As summarized in Table 1, CD34+ EPCs were detected and found to have a higher proportion in the peripheral blood, keloid tissues, and surrounding tissues of patients with keloid disease compared with their healthy counterparts. Further, cutaneous pathological keloids may involve increased CD34+ cells in keloid tissue and systemic peripheral blood. In this review, we proposed that an increase in EPCs may be associated with keloids. Further research is needed to better understand the details of CD34+ cells/EPCs and the pathogenesis of keloids.
4. Conclusions
In recent years, the regeneration of blood vessels required for tissue and organ regeneration has received particular attention. Specifically, using EPCs containing CD34+ cells, regenerative medicines have shown remarkable wound healing, angiogenesis, and anti-inflammatory effects (6). In this review, we discussed the association between physiological CD34+ EPCs and keloids, as reported by previous studies. Based on the existing literature, it is evident that the mechanism of keloid pathogenesis and the localization and expression levels of CD34, AC133, and VEGFR2-positive cells in immature blood vessels in both the affected skin and the skin surrounding the affected area require more detailed investigations. Further, the expression of angiogenesis markers in peripheral blood should be noted as a systemic factor for the onset of keloids.

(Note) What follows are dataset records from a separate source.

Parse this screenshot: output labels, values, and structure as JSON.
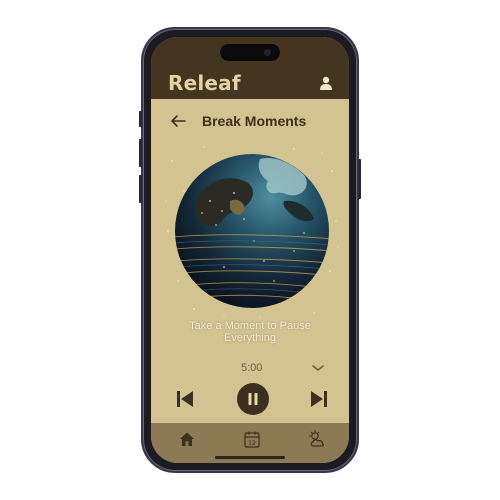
{
  "app": {
    "name": "Releaf"
  },
  "header": {
    "profile_icon": "user-icon"
  },
  "page": {
    "title": "Break Moments",
    "back_icon": "arrow-left-icon"
  },
  "track": {
    "caption_line1": "Take a Moment to Pause",
    "caption_line2": "Everything",
    "duration": "5:00",
    "artwork": "globe-artwork"
  },
  "player": {
    "prev_icon": "skip-previous-icon",
    "pause_icon": "pause-icon",
    "next_icon": "skip-next-icon",
    "options_icon": "chevron-down-icon"
  },
  "tabs": [
    {
      "icon": "home-icon"
    },
    {
      "icon": "calendar-icon",
      "day": "12"
    },
    {
      "icon": "weather-icon"
    }
  ],
  "colors": {
    "background": "#d3c391",
    "header": "#43351f",
    "brand_text": "#e3d2a3",
    "accent_dark": "#3e3020",
    "tabbar": "#8c7a55"
  }
}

This review recapitulated previous studies related to CD34+ EPCs and their role in the intractable keloid disease; according to this review study, an excess of CD34+ EPCs may be a cause of keloid formation. We hope that this review will help facilitate the development of diagnostic biomarkers for cutaneous pathological scars and drugs/techniques/regimens to prevent, ameliorate, or cure these scars affecting the physical and psychological well-being of patients.